VERACRUZ BOX TERMINAL OPERATOR CONTINUES NEGOTIATING DISCOUNTS

VERACRUZ BOX TERMINAL OPERATOR CONTINUES NEGOTIATING DISCOUNTS

The new container terminal operator here at Mexico's busiest waterfront is continuing to negotiate volume discounts with steamship lines, but management has not decided whether it will actually reduce tariffs based on throughput.

International Container Terminal Services Inc. of Manila and Mexican engineering giant Grupo ICA took over the container terminal on Aug. 25. Their joint venture, known as Internacional de Contenadores Asociados de Veracruz, immediately raised handling fees by roughly 80 percent.But in a dockside interview late last week, senior management for International Container Terminal Service defended the rate increases and said talks would continue over volume discounts.

"We recognize that shipping lines who have volume do look for discounts, but we haven't formulated any policy," said Geoffrey J. Pegg, a Manila-based senior vice president who has spent the past month in Veracruz setting up operations.

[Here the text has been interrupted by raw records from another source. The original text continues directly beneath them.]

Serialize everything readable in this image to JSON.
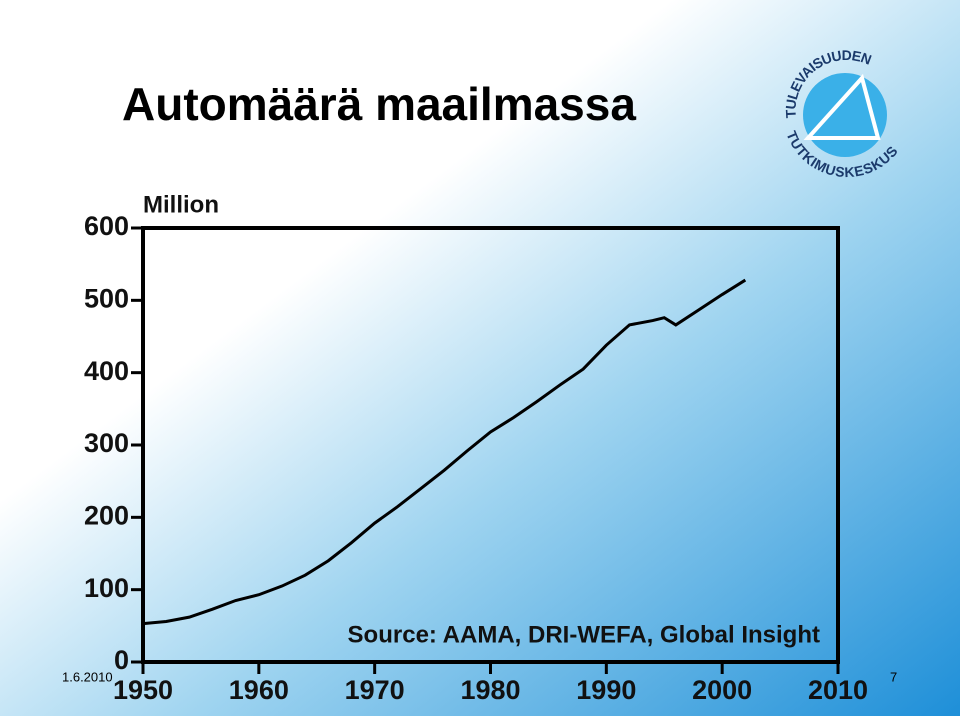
{
  "title": "Automäärä maailmassa",
  "logo": {
    "top_text": "TULEVAISUUDEN",
    "bottom_text": "TUTKIMUSKESKUS"
  },
  "footer": {
    "date": "1.6.2010",
    "page": 7
  },
  "chart_data": {
    "type": "line",
    "y_label": "Million",
    "annotation": "Source: AAMA, DRI-WEFA, Global Insight",
    "x": [
      1950,
      1952,
      1954,
      1956,
      1958,
      1960,
      1962,
      1964,
      1966,
      1968,
      1970,
      1972,
      1974,
      1976,
      1978,
      1980,
      1982,
      1984,
      1986,
      1988,
      1990,
      1992,
      1994,
      1995,
      1996,
      1998,
      2000,
      2002
    ],
    "values": [
      53,
      56,
      62,
      73,
      85,
      93,
      105,
      120,
      140,
      165,
      192,
      215,
      240,
      265,
      292,
      318,
      338,
      360,
      383,
      405,
      438,
      466,
      472,
      476,
      466,
      487,
      508,
      528
    ],
    "color": "#000000",
    "xlim": [
      1950,
      2010
    ],
    "xticks": [
      1950,
      1960,
      1970,
      1980,
      1990,
      2000,
      2010
    ],
    "ylim": [
      0,
      600
    ],
    "yticks": [
      0,
      100,
      200,
      300,
      400,
      500,
      600
    ]
  }
}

The new operators have met with Transportacion Maritima Mexicana (TMM), Mexico's largest steamship line, and other carriers. But no decisions have been made.

"If you have a large volume or throughput, usually you have a discount. We're conscious of that. In fact we're analyzing things like that," said Mr. Pegg.

The problem, he said, is that under Mexican law there can be no special treatment for certain carriers.

"That means you have to come up with a system that is equitable to all users. This is what we have to think very carefully about," Mr. Pegg said. So if we do come up with that it will have to come up with a system where discounts are linked to throughput" for everybody.

The executive dismissed complaints from steamship lines that the sharp increases are hurting their bottom line. Pricing remained at peso levels relative to the dollar before the Dec. 20 devaluation that was followed by a 100 percent drop in value against the dollar, he said. Ship lines had seen their earnings remain constant in dollars but their port costs halved.

That view was shared by Angel Gonzalez Rul, the director of Veracruz's autonomous port authority.

"It is important not to forget that there has been a devaluation in Mexico of 100 percent and that our prices were in (pre-Dec. 20) pesos," he said, noting increases are in line with other tariff increases at the port. "But if we compare with whatever other international port, we are still much lower than international levels, which average between $220 and $250."